The potential impact of the CLARITY Act, or a successor bill emerging from the Senate, is significant for the digital asset market in the United States. If enacted, the legislation would fundamentally alter the regulatory landscape by providing a statutory definition for "digital commodity" and delineating the roles of the SEC and CFTC [2] [3].
One of the primary anticipated impacts is increased regulatory certainty. By clarifying which assets fall under which regulator's authority, the bill aims to reduce the ambiguity that has characterized the U.S. approach to digital asset regulation. This clarity is expected to encourage greater participation from institutional investors, such as asset management companies, hedge funds, and banks, who have often been hesitant to engage deeply with the market due to legal uncertainties. Analysts like Mark Palmer of Benchmark investment firm, suggest that this could lead to a substantial increase in institutional adoption, potentially boosting it by 50% [4].

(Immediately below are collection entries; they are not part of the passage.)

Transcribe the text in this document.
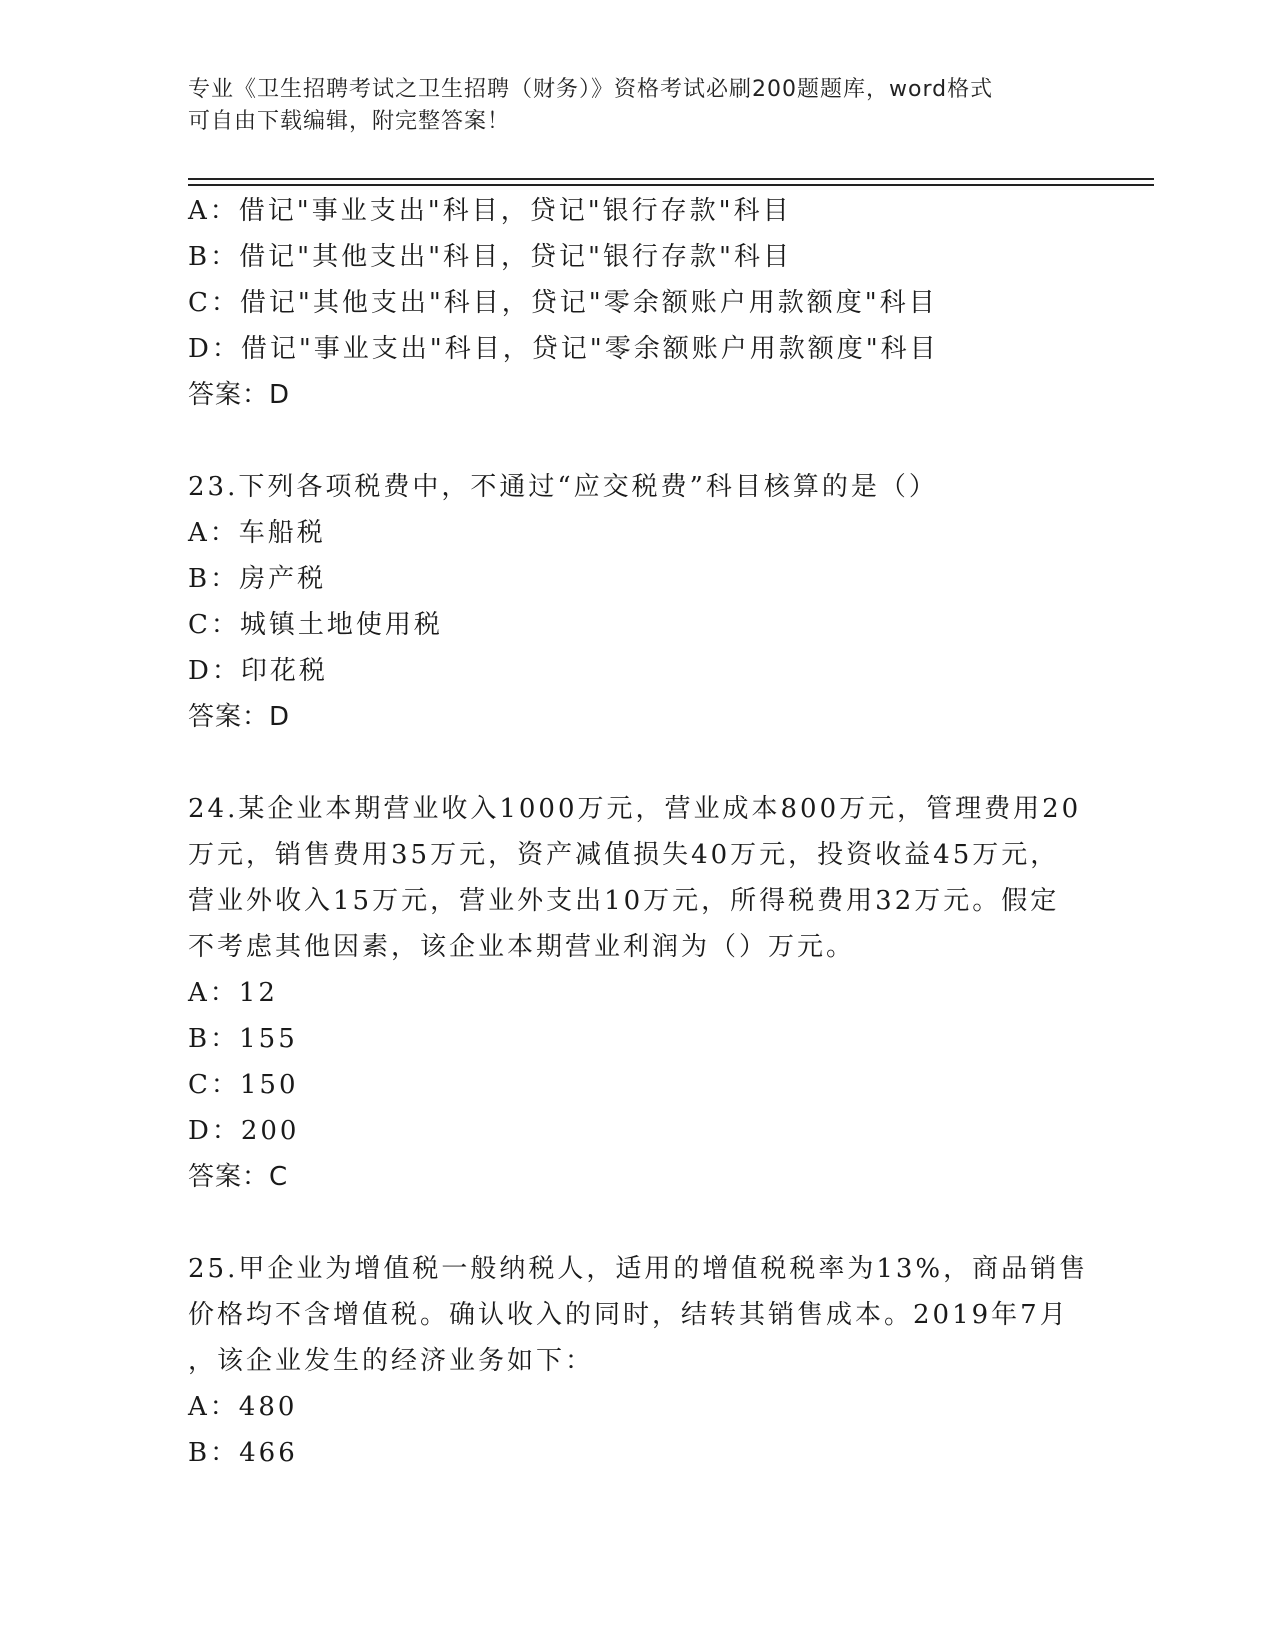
专业《卫生招聘考试之卫生招聘（财务）》资格考试必刷200题题库，word格式
可自由下载编辑，附完整答案！
A：借记"事业支出"科目，贷记"银行存款"科目
B：借记"其他支出"科目，贷记"银行存款"科目
C：借记"其他支出"科目，贷记"零余额账户用款额度"科目
D：借记"事业支出"科目，贷记"零余额账户用款额度"科目
答案：D
23.下列各项税费中，不通过“应交税费”科目核算的是（）
A：车船税
B：房产税
C：城镇土地使用税
D：印花税
答案：D
24.某企业本期营业收入1000万元，营业成本800万元，管理费用20
万元，销售费用35万元，资产减值损失40万元，投资收益45万元，
营业外收入15万元，营业外支出10万元，所得税费用32万元。假定
不考虑其他因素，该企业本期营业利润为（）万元。
A：12
B：155
C：150
D：200
答案：C
25.甲企业为增值税一般纳税人，适用的增值税税率为13%，商品销售
价格均不含增值税。确认收入的同时，结转其销售成本。2019年7月
，该企业发生的经济业务如下：
A：480
B：466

However, the path from legislation to implemented rules is long. Even if a bill is signed into law by the end of 2025, the process of federal agencies writing the specific regulations the industry must follow can take years. This rulemaking process involves public comment periods and can be complex, especially for a new regulatory field. The implementation of the Dodd-Frank Act of 2010, for example, has seen some core aspects still not finalized over a decade later. It is likely that the earliest U.S. crypto firms would see final, enforceable regulations would be deep into 2026, with compliance windows extending even further [9].
The passage of a comprehensive framework would also align the U.S. with other major jurisdictions that have already implemented dedicated crypto-asset regulations, such as the European Union's Markets in Crypto-Assets Regulation (MiCA), Japan, Singapore, and South Korea. This could help maintain the U.S.'s competitiveness in the global digital asset landscape [8] [15].
Critics worry that shifting significant oversight to the CFTC, which traditionally regulates derivatives markets and has a smaller budget and different mandate than the SEC, might lead to less stringent investor protection for assets that retail investors might perceive as investments. The carve-outs for certain DeFi activities have also raised questions about potential regulatory gaps in that rapidly evolving sector. The effectiveness of the bill would also depend heavily on the joint rulemakings and coordination between the SEC and CFTC during the implementation phase [3].